THECO 2026 : un final attendu à la préfecture de Brazzaville
Lancée le 11 janvier, la première édition du Festival de Théâtre en Ecodi (THECO) s’apprête à tirer sa révérence. Le grand final est annoncé pour le dimanche 18 janvier, avec une dernière journée dédiée aux talents issus des écoles de dimanche de Brazzaville.
Pour les organisateurs, l’enjeu est de terminer sur une note à la hauteur de l’élan du début. Dans la salle de conférence de la préfecture de Brazzaville, le public est invité à retrouver l’esprit du festival : une scène ouverte à l’expression, à l’apprentissage et au partage.
Un festival porté par Ruchama et la Ligue de la Lecture de la Bible
L’événement est organisé par le groupe Ruchama, en partenariat avec la Ligue de la Lecture de la Bible. Les deux structures défendent une approche où la pratique artistique rejoint l’éducation, l’écoute et la construction personnelle des plus jeunes.
Cette collaboration se traduit autant sur le plateau qu’en dehors. Le festival a aussi servi de cadre à la présentation des missions de la Ligue de la Lecture de la Bible, représentée par le pasteur Evariste Kouikani, avec une distribution de livres et de brochures aux participants.
Quatre troupes pour la clôture du festival THECO 2026
Pour la journée de clôture du 18 janvier, quatre nouvelles troupes sont attendues sur les planches. Les Écoles du dimanche de Poto-Poto, de Bacongo et de Météo sont annoncées parmi les groupes qui viendront marquer cette dernière étape du festival.
Selon les indications données par l’organisation, ces représentations s’inscrivent dans la continuité d’un cycle pensé pour favoriser l’épanouissement des enfants. L’objectif affiché est de renforcer la confiance en soi et de stimuler une parole plus libre en public.
Retour sur l’ouverture : un démarrage dynamique le 11 janvier
Le festival a démarré le dimanche 11 janvier, dans une ambiance portée par le mouvement gymnique de Poto-Poto, qui a rythmé l’ouverture. Cette entrée en matière a donné le ton d’une édition voulue vivante, accessible et tournée vers les jeunes.
Trois écoles de dimanche ont ensuite lancé la série de représentations. La diversité des thèmes abordés, entre sensibilisation, émotion et valeurs, a installé un fil conducteur : utiliser le théâtre comme un outil d’éducation et de prise de parole.
Des pièces ancrées dans la vie : fréquentations, famille, valeurs
La troupe de l’école de dimanche de La Base a proposé « Si je savais », une pièce qui met l’accent sur les dangers des mauvaises fréquentations.
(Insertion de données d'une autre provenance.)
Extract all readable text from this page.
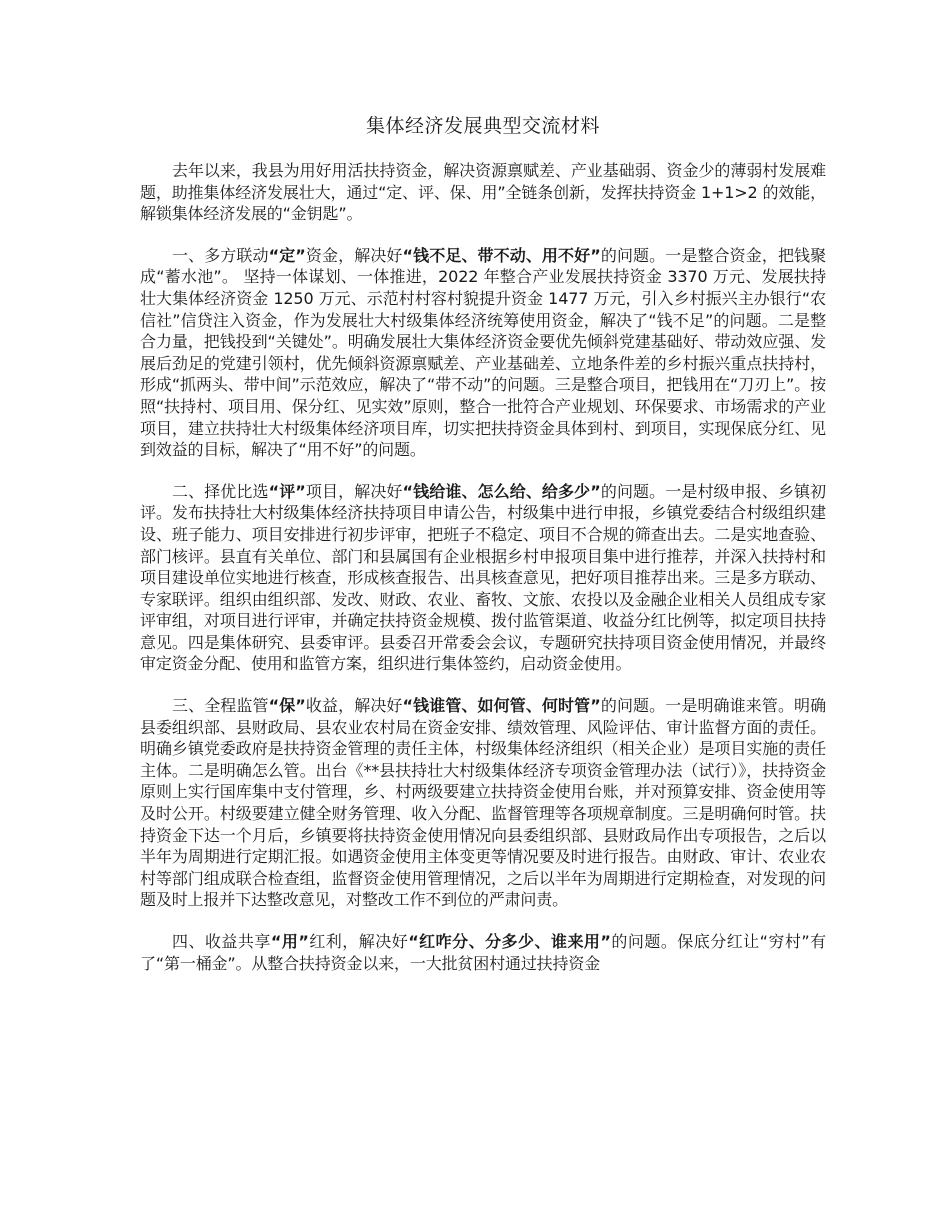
集体经济发展典型交流材料

去年以来，我县为用好用活扶持资金，解决资源禀赋差、产业基础弱、资金少的薄弱村发展难题，助推集体经济发展壮大，通过“定、评、保、用”全链条创新，发挥扶持资金 1+1>2 的效能，解锁集体经济发展的“金钥匙”。

一、多方联动“定”资金，解决好“钱不足、带不动、用不好”的问题。一是整合资金，把钱聚成“蓄水池”。 坚持一体谋划、一体推进，2022 年整合产业发展扶持资金 3370 万元、发展扶持壮大集体经济资金 1250 万元、示范村村容村貌提升资金 1477 万元，引入乡村振兴主办银行“农信社”信贷注入资金，作为发展壮大村级集体经济统筹使用资金，解决了“钱不足”的问题。二是整合力量，把钱投到“关键处”。明确发展壮大集体经济资金要优先倾斜党建基础好、带动效应强、发展后劲足的党建引领村，优先倾斜资源禀赋差、产业基础差、立地条件差的乡村振兴重点扶持村，形成“抓两头、带中间”示范效应，解决了“带不动”的问题。三是整合项目，把钱用在“刀刃上”。按照“扶持村、项目用、保分红、见实效”原则，整合一批符合产业规划、环保要求、市场需求的产业项目，建立扶持壮大村级集体经济项目库，切实把扶持资金具体到村、到项目，实现保底分红、见到效益的目标，解决了“用不好”的问题。

二、择优比选“评”项目，解决好“钱给谁、怎么给、给多少”的问题。一是村级申报、乡镇初评。发布扶持壮大村级集体经济扶持项目申请公告，村级集中进行申报，乡镇党委结合村级组织建设、班子能力、项目安排进行初步评审，把班子不稳定、项目不合规的筛查出去。二是实地查验、部门核评。县直有关单位、部门和县属国有企业根据乡村申报项目集中进行推荐，并深入扶持村和项目建设单位实地进行核查，形成核查报告、出具核查意见，把好项目推荐出来。三是多方联动、专家联评。组织由组织部、发改、财政、农业、畜牧、文旅、农投以及金融企业相关人员组成专家评审组，对项目进行评审，并确定扶持资金规模、拨付监管渠道、收益分红比例等，拟定项目扶持意见。四是集体研究、县委审评。县委召开常委会会议，专题研究扶持项目资金使用情况，并最终审定资金分配、使用和监管方案，组织进行集体签约，启动资金使用。

三、全程监管“保”收益，解决好“钱谁管、如何管、何时管”的问题。一是明确谁来管。明确县委组织部、县财政局、县农业农村局在资金安排、绩效管理、风险评估、审计监督方面的责任。明确乡镇党委政府是扶持资金管理的责任主体，村级集体经济组织（相关企业）是项目实施的责任主体。二是明确怎么管。出台《**县扶持壮大村级集体经济专项资金管理办法（试行）》，扶持资金原则上实行国库集中支付管理，乡、村两级要建立扶持资金使用台账，并对预算安排、资金使用等及时公开。村级要建立健全财务管理、收入分配、监督管理等各项规章制度。三是明确何时管。扶持资金下达一个月后，乡镇要将扶持资金使用情况向县委组织部、县财政局作出专项报告，之后以半年为周期进行定期汇报。如遇资金使用主体变更等情况要及时进行报告。由财政、审计、农业农村等部门组成联合检查组，监督资金使用管理情况，之后以半年为周期进行定期检查，对发现的问题及时上报并下达整改意见，对整改工作不到位的严肃问责。

四、收益共享“用”红利，解决好“红咋分、分多少、谁来用”的问题。保底分红让“穷村”有了“第一桶金”。从整合扶持资金以来，一大批贫困村通过扶持资金
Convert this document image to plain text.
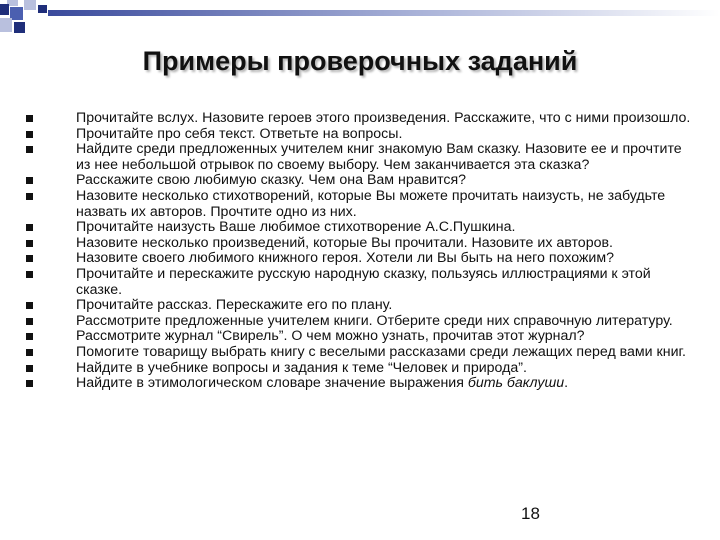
Примеры проверочных заданий
Прочитайте вслух. Назовите героев этого произведения. Расскажите, что с ними произошло.
Прочитайте про себя текст. Ответьте на вопросы.
Найдите среди предложенных учителем книг знакомую Вам сказку. Назовите ее и прочтите из нее небольшой отрывок по своему выбору. Чем заканчивается эта сказка?
Расскажите свою любимую сказку. Чем она Вам нравится?
Назовите несколько стихотворений, которые Вы можете прочитать наизусть, не забудьте назвать их авторов. Прочтите одно из них.
Прочитайте наизусть Ваше любимое стихотворение А.С.Пушкина.
Назовите несколько произведений, которые Вы прочитали. Назовите их авторов.
Назовите своего любимого книжного героя. Хотели ли Вы быть на него похожим?
Прочитайте и перескажите русскую народную сказку, пользуясь иллюстрациями к этой сказке.
Прочитайте рассказ. Перескажите его по плану.
Рассмотрите предложенные учителем книги. Отберите среди них справочную литературу.
Рассмотрите журнал “Свирель”. О чем можно узнать, прочитав этот журнал?
Помогите товарищу выбрать книгу с веселыми рассказами среди лежащих перед вами книг.
Найдите в учебнике вопросы и задания к теме “Человек и природа”.
Найдите в этимологическом словаре значение выражения бить баклуши.
18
Le message, présenté de façon directe, a cherché à parler aux jeunes et à leurs familles, dans un langage proche du quotidien.
L’école de dimanche de Tala Nkolo a touché l’assistance avec un thème centré sur les conditions de vie difficiles d’enfants placés hors du foyer biologique. La troupe de Ngamaba a conclu la première journée avec « Garde tes valeurs », axée sur l’intégrité morale.
Sur scène, une école de confiance pour les jeunes comédiens
Au fil des passages, l’une des réussites mises en avant est la progression des enfants face au public. Le metteur en scène Galen Lebaki a dit sa satisfaction de voir de jeunes acteurs « métamorphosés », capables de dépasser le trac et d’oser prendre la parole.
Galen Lebaki a également félicité les organisateurs pour une initiative qu’il juge prometteuse. À l’entendre, le festival peut, sur la durée, contribuer à révéler des talents restés discrets, en offrant un cadre de travail et une scène valorisante.
Brazzaville au rendez-vous : une aventure humaine et spirituelle
Au-delà des représentations, THECO se présente comme un moment de rencontre. Les écoles de dimanche, les encadreurs et les familles y trouvent un espace pour se rassembler autour d’un projet commun, où l’art sert de passerelle entre générations.
Dans les échanges autour du festival, l’expression « aventure humaine et spirituelle » revient pour décrire l’atmosphère. Les organisateurs mettent l’accent sur l’apprentissage, la discipline, l’écoute et la prise de parole, autant d’acquis attendus de cette expérience.
Dernière journée du 18 janvier : l’heure du dénouement
À l’approche du 18 janvier, l’attention se concentre sur la préfecture de Brazzaville, annoncée comme le théâtre de la dernière journée. Pour les troupes attendues, c’est l’occasion de boucler le parcours en offrant une prestation qui reflète le travail effectué.
Pour le public, cette clôture s’annonce comme un moment de synthèse, réunissant sur scène les ambitions du festival : encourager l’expression des enfants, valoriser leur créativité et montrer que la pratique théâtrale peut aussi être un levier d’éducation et de cohésion.